Citigroup Global Markets Inc. was the bookrunner.

Proceeds will be used for general corporate purposes.

Among Citigroup $25-par preferreds, most of the structure ended the day with a softer tone. The most actively traded issue, the 7.875% fixed-to-floating rate trust preferred securities (NYSE: CPN), fell 2 cents to $26.93.

Fannie, Freddie firm

Fannie Mae and Freddie Mac preferreds were again dominating trading in that space as investors pushed the shares into higher territory.

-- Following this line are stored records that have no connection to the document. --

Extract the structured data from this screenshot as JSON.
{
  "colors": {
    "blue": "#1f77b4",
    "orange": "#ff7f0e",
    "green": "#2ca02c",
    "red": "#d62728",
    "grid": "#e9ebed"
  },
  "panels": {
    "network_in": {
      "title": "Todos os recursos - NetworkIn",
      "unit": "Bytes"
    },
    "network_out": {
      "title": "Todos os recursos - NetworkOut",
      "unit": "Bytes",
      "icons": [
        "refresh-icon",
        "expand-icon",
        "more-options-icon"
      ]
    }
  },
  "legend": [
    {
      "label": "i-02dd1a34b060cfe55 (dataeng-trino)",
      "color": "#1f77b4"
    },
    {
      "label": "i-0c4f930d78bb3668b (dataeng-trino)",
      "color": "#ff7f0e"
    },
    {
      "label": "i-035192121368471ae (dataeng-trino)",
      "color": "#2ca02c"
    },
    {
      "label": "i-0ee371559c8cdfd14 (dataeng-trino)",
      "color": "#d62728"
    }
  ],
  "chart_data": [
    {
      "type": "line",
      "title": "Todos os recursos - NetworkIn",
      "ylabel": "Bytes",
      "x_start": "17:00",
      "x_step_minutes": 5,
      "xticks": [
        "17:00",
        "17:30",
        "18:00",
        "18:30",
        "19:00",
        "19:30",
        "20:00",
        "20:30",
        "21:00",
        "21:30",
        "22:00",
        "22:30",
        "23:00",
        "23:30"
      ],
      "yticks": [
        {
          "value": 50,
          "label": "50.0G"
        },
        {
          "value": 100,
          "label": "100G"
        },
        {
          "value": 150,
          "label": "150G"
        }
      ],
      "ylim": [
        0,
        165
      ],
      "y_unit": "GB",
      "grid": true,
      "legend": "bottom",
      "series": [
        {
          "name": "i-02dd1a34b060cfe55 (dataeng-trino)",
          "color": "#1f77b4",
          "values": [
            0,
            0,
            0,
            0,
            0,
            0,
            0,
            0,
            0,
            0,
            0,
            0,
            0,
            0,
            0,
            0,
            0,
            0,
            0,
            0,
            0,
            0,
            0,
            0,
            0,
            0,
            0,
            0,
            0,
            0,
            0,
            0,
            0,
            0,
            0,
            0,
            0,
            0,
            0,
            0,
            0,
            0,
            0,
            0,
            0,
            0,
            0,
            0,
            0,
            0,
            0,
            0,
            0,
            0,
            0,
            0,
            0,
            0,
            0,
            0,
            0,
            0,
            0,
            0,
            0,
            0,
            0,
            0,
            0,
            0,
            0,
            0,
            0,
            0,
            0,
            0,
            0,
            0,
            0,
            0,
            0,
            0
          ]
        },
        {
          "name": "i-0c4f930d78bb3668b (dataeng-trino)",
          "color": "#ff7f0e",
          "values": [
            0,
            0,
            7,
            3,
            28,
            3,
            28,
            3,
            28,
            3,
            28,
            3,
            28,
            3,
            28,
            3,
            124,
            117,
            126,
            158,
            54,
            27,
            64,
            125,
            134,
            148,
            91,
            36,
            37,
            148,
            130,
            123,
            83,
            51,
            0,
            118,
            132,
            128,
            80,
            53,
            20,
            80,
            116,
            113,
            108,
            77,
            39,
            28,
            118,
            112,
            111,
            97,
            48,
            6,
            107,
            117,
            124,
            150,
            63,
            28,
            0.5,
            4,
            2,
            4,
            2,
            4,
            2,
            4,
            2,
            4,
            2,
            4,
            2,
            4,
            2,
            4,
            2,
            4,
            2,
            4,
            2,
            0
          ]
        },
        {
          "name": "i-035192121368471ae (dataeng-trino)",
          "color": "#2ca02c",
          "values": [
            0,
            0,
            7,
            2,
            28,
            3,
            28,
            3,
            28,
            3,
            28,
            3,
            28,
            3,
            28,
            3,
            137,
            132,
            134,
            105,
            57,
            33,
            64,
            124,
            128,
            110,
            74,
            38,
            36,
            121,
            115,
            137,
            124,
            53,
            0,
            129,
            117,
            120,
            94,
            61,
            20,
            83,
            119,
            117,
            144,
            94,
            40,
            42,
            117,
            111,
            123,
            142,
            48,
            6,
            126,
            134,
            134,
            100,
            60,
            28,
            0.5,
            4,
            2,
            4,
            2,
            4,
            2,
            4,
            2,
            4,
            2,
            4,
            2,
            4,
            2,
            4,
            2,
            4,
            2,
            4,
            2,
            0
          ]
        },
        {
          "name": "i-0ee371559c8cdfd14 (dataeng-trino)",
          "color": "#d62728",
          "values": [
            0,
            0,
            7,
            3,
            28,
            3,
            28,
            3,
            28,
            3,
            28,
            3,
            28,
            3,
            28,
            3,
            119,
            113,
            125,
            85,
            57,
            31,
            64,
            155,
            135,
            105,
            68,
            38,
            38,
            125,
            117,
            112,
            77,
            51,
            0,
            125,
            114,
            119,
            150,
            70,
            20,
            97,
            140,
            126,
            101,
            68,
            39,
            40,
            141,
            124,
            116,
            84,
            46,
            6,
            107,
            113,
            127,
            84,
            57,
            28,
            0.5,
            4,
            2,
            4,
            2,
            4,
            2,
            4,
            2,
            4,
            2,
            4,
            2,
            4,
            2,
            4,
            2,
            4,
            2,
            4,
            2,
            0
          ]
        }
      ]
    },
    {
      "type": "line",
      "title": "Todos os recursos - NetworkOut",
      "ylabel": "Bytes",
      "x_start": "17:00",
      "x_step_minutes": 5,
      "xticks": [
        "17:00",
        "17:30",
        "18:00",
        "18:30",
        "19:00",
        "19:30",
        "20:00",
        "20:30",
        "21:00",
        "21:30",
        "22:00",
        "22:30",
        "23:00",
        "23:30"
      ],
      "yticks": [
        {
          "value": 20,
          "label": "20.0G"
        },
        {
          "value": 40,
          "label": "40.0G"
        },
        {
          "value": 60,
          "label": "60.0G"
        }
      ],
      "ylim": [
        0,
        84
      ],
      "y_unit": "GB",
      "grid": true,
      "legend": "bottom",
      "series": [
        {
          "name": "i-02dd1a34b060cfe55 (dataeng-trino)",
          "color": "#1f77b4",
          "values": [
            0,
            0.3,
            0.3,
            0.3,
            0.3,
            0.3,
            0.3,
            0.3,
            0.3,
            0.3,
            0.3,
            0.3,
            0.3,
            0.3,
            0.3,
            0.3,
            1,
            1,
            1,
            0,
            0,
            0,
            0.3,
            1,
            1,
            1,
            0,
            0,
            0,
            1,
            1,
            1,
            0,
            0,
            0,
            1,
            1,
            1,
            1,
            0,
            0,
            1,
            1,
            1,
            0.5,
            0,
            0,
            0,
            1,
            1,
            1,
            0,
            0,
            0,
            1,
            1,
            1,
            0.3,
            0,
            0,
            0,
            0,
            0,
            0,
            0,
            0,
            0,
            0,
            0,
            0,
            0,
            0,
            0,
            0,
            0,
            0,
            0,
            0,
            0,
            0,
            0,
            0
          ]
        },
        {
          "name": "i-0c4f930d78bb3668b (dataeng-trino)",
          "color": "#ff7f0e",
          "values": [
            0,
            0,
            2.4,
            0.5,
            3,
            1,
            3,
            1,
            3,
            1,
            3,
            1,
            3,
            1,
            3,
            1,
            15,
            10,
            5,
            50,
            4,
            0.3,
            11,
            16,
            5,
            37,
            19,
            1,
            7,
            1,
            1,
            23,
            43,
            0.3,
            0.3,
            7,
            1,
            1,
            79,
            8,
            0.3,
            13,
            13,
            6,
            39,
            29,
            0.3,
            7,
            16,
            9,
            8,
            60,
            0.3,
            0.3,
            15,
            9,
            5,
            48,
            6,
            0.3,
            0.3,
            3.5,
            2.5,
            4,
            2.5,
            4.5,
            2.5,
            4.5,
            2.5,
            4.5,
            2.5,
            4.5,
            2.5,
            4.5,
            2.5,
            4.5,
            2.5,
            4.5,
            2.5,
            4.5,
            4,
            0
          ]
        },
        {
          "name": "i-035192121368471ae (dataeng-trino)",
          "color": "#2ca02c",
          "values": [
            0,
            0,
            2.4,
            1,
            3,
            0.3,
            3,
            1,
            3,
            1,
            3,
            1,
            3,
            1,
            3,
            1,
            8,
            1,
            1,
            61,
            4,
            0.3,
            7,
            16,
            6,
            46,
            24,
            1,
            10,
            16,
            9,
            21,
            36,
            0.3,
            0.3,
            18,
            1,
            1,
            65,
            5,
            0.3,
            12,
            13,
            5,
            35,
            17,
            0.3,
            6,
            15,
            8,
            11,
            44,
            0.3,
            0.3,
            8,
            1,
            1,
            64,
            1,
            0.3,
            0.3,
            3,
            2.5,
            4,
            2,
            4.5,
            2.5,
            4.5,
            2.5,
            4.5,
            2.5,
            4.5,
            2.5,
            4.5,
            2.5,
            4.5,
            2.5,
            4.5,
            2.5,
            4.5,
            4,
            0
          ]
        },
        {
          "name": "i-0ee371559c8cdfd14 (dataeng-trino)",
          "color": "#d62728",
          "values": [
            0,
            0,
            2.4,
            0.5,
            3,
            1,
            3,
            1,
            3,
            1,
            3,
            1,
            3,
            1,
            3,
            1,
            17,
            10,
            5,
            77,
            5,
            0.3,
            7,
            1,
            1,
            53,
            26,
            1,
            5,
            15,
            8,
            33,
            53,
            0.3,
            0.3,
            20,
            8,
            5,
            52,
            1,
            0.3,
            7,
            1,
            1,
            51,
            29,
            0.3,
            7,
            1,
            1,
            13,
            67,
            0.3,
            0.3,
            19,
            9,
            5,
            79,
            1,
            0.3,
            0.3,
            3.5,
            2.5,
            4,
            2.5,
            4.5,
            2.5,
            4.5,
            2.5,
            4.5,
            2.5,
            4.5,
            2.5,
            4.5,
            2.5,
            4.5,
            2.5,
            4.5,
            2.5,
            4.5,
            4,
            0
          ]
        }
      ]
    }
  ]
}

Freddie’s 8.375% fixed-to-floating rate noncumulative perpetual preferreds (OTCBB: FMCKJ) earned a nickel, or 1.27%, to close at $4.00 a share. Fannie’s 8.25% series S fixed-to-floating rate noncumulative preferreds (OTCBB: FNMAS) put on 2 cents, closing at $4.02.

Earlier in the week, the agencies said it was nearing a deal with its regulator that would allow banks to accept 3% down from borrowers with less-than-stellar credit. The deal is also expected to include when banks will be required to repurchase loans that turned sour.

The move toward requiring less money down on a new home could be good for buyers, but also for the housing market, which has not yet improved as much as some would have hoped.

However, the deal also has some investors scratching their heads, wondering if the two government-sponsored entities will ever be wound down, as many government officials have proposed.